Linux cgroup v2 I/O Controller Playbook (io.max, io.latency, io.cost, systemd mappings)

Date: 2026-04-05
Category: knowledge

Why this matters

A lot of Linux incidents that look like “the disk is slow” are actually contention-shape problems:

backup or compaction jobs eat queue depth and API latency blows up,
one noisy writer turns page-cache reclaim into writeback storms,
everyone looks fine on average, but p99 falls off a cliff,
operators overreact with crude per-process ionice or global device tuning.

cgroup v2 gives a cleaner toolbox:

hard caps when a workload must not exceed a ceiling,
latency protection when a critical service must stay responsive,
proportional sharing when multiple tenants should compete fairly,
per-cgroup observability so you can see who is causing pain.

The big upgrade over older setups is that v2 can account and control buffered writeback and page-cache related I/O much more coherently, not just direct I/O.

1) Quick mental model

Use different knobs for different jobs:

io.max: absolute cap on read/write bandwidth or IOPS.
“This group may not exceed this ceiling.”
io.latency: protect latency-sensitive peers by throttling slower-priority peers when the protected group misses target latency.
“If this service starts missing its latency target, squeeze the others.”
io.weight: proportional sharing knob.
“When the device is contested, who gets a bigger slice?”
io.cost.qos / io.cost.model: advanced controller for model-based proportional control.
“Use a device cost model plus QoS bounds to shape proportional sharing more intelligently.”
io.stat / io.pressure: attribution + pressure signals.
“What is this cgroup doing, and is it suffering?”

Rule of thumb:

start with io.latency when protecting an online service,
use io.max for obvious blast-radius containment,
use io.weight / io.cost for multi-tenant fairness,
always observe memory + I/O together, because writeback sits between them.

2) Decision matrix

A) Backup / batch / compaction hurts API p99

Put batch work in a separate cgroup.
Protect API with io.latency.
If batch is still too bursty, add io.max ceiling.

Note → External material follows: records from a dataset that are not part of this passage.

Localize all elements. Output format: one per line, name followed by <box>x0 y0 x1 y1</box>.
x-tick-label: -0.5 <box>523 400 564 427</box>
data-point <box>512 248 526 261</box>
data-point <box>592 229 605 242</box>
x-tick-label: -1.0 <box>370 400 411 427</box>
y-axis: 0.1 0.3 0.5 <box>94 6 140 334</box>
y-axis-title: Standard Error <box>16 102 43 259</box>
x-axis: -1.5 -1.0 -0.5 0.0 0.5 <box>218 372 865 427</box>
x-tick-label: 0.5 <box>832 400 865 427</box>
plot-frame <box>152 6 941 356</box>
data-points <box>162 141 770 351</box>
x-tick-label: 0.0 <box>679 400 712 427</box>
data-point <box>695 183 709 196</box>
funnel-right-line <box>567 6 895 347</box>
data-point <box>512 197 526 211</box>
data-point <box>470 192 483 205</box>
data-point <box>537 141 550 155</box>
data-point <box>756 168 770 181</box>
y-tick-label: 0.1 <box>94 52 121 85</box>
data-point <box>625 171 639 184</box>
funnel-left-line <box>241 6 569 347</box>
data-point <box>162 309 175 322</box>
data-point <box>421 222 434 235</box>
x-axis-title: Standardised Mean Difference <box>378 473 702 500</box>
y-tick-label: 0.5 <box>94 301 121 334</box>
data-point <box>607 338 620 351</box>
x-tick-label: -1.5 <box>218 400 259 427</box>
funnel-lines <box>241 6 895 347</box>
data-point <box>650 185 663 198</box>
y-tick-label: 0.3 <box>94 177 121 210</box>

B) Several tenants need fair disk sharing

Start with io.weight.
If you need tighter model-based proportional behavior on a stable fleet, evaluate io.cost.

C) You must guarantee background work never exceeds a ceiling

Use io.max for read/write BPS and/or IOPS.
Treat it as a hard governor, not a fairness tool.

D) Host is oscillating between memory pressure and writeback pressure

Inspect memory.pressure, io.pressure, memory.stat, and io.stat together.
Fixing only memory or only disk often misses the feedback loop.

3) What each knob really does

`io.max`: hard cap

io.max limits per-device bandwidth and/or IOPS.

Supported keys:

rbps
wbps
riops
wiops

Example:

echo "8:16 rbps=2097152 wiops=120" | sudo tee /sys/fs/cgroup/batch/io.max

Interpretation:

read capped at 2 MiB/s,
write capped at 120 IOPS,
short bursts may still appear because enforcement is not perfectly instantaneous,
operationally this behaves as a non-work-conserving ceiling.

Use it when the question is: “What is the most this group is allowed to consume?”

Do not use it as your only latency tool unless you already know the safe ceiling.

`io.latency`: work-conserving latency protection

io.latency protects a cgroup by setting a target completion latency. If that cgroup starts missing the target, the kernel throttles peer cgroups with looser targets.

Example interface:

echo "259:0 target=5000" | sudo tee /sys/fs/cgroup/api/io.latency

That means a 5 ms target on device 259:0.

Important behaviors:

peer-level only: only siblings influence each other,
work-conserving: if everyone is meeting target, the controller stays out of the way,
throttling can happen through queue depth clamping and artificial delay charging,
protected groups with the lowest / tightest target get priority under contention.

Use it when the question is: “How do I keep the critical service responsive without wasting idle capacity?”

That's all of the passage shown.